Ne lâchez pas encore votre agenda ou encore «l’appli» qui gère votre emploi du temps sur votre téléphone intelligent, car un mois auparavant, le 18 octobre exactement à la BnF, c’est Boris Vian qui occupera la galerie François Premier dans une scénographie qui réunira apprend-on six tableaux peints de sa main. L’auteur bouleversant de l’Ecume des jours, qui mourra symboliquement peu d’années après avoir écrit «Le déserteur», charrie encore ses univers étranges dans nos mémoires et ce sera donc bien plaisant de le retrouver jusqu’au 15 janvier. Le snobisme dont il a fait une chanson parfaite est un bien amusant défaut, une barrière efficace contre beaucoup de désagréments existentiels, mais là, on aurait bien tort de le mépriser. C’est jusqu’au 15 janvier.
Dans le programme des réjouissances de la BnF, il faudra aussi noter pour le 8 novembre, un focus sur l’énigmatique Markus Raetz, un dessinateur et sculpteur qui «expérimente des images et des dispositifs qui mettent à l’épreuve les habitudes visuelles à travers distorsions, anamorphoses et autres inventions autour de la perspective». Jusqu’au février 2012.
En matière de perspectives justement, chaque occasion de se rendre à la bibliothèque François Mitterrand nous comble, tant le regard se sent à l’aise dans un espace parisien des plus dégagés.
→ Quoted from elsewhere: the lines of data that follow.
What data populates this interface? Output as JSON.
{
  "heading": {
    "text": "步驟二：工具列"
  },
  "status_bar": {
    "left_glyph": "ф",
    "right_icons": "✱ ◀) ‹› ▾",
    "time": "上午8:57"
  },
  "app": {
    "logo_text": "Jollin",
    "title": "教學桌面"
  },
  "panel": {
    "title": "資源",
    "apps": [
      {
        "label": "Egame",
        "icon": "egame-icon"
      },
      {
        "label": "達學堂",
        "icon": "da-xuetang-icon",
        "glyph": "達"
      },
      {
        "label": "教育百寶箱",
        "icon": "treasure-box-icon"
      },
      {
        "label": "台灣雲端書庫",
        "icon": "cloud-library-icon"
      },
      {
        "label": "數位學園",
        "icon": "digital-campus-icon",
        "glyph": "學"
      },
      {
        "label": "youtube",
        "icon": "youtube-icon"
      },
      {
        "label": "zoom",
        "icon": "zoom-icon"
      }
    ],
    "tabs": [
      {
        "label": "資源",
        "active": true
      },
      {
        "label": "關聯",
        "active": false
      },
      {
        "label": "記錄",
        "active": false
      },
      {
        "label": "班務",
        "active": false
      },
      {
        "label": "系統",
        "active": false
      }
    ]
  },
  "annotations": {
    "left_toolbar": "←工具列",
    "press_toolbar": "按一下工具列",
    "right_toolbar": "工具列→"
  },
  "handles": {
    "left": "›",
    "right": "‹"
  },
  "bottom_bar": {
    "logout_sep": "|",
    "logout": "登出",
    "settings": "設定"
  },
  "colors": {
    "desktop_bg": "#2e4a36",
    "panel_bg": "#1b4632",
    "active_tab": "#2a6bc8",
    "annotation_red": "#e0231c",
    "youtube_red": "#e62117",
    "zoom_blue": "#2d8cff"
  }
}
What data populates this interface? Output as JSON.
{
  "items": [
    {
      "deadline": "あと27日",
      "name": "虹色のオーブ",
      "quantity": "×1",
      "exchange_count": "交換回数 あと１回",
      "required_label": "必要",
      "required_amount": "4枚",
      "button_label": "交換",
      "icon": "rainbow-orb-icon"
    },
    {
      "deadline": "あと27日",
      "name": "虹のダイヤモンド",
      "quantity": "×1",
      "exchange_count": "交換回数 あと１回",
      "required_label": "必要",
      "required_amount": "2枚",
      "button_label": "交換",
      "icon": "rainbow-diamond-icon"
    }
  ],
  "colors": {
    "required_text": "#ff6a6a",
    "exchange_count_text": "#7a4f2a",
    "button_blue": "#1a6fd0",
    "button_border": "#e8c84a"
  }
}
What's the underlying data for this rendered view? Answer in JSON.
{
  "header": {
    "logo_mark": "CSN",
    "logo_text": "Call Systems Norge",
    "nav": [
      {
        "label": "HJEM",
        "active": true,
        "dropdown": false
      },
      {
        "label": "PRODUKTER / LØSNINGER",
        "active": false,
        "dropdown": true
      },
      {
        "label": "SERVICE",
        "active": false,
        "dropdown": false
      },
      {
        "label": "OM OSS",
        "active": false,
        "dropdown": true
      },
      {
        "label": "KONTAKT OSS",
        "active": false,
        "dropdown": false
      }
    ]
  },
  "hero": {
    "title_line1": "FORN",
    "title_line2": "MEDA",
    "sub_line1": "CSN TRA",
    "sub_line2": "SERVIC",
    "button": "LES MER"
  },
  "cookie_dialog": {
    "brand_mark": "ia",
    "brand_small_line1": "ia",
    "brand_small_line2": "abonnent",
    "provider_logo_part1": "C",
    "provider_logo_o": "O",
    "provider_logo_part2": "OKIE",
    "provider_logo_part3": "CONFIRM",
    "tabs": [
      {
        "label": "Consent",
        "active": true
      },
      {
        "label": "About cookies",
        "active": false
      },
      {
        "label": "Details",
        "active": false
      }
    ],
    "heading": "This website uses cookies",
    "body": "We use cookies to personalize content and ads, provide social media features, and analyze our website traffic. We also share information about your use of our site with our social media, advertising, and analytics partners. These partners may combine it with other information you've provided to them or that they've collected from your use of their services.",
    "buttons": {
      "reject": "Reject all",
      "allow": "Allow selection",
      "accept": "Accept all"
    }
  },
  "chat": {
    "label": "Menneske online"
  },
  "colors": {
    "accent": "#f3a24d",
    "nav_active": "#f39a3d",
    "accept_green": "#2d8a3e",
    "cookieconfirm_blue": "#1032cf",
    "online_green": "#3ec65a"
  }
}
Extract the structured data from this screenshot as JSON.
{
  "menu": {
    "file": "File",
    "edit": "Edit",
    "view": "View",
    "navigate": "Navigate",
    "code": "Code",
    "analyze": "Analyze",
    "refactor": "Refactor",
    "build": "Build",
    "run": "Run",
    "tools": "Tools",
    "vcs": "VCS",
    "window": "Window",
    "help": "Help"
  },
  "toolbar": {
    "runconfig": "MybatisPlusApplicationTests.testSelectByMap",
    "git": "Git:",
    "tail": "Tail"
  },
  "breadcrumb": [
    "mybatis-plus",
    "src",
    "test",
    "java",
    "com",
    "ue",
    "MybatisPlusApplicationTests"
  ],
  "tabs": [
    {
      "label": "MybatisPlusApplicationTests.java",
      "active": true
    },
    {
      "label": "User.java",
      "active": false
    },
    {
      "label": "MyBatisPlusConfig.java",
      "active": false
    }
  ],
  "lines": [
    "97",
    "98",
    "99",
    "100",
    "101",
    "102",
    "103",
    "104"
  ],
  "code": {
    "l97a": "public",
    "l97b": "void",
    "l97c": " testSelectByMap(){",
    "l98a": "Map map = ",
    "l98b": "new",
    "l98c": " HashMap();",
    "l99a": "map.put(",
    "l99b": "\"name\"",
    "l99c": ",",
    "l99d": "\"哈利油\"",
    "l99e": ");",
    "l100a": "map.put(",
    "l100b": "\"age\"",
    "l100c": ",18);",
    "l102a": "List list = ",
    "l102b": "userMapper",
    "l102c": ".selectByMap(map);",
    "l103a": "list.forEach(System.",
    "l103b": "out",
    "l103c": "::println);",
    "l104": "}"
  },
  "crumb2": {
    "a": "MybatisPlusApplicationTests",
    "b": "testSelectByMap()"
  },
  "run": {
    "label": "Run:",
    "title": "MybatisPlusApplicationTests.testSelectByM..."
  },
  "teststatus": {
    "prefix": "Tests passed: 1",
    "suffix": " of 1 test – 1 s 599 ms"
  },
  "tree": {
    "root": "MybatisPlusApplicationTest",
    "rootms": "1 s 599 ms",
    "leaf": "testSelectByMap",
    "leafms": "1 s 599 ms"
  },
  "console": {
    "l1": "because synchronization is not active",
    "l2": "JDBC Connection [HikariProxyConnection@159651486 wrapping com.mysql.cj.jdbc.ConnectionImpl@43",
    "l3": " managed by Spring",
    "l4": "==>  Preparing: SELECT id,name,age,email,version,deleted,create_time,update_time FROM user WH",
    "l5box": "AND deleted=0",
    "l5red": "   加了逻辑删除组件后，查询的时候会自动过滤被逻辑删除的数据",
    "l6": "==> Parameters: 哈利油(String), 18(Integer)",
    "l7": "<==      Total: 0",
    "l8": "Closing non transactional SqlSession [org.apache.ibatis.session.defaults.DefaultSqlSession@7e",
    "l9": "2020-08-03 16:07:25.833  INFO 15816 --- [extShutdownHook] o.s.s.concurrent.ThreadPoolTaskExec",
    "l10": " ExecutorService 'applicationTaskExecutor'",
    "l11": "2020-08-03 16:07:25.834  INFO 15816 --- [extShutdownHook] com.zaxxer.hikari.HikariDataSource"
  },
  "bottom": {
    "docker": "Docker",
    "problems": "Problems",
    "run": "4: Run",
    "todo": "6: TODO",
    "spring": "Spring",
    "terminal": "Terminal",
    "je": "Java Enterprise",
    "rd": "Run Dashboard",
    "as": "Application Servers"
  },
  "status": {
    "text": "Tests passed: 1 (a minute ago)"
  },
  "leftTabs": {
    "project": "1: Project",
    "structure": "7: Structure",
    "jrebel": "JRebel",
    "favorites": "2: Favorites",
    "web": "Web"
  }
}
Depuis sa création soit dit en passant, le jardin central s’est presque complètement métamorphosé avec une végétation proprement devenue indigène, les jardiniers se contentant d’en limiter l’extension sauvage par quelques habiles coups de sécateurs. De bas en haut on le voit, cet article des Soirées de Paris, est truffé de références à la liberté. Mais c’est le vivifiant programme de la BnF qui veut ça. Comment ne pas y céder.
Post-scriptum : Ajoutons très vite (car Les Soirées de Paris vont y revenir très vite) «Terre humaine en photographies» une scénographie constituée à partir de 200 photos offertes par les éditions Plon autour de «la diversité et de la liberté de penser». Nous opinons derechef.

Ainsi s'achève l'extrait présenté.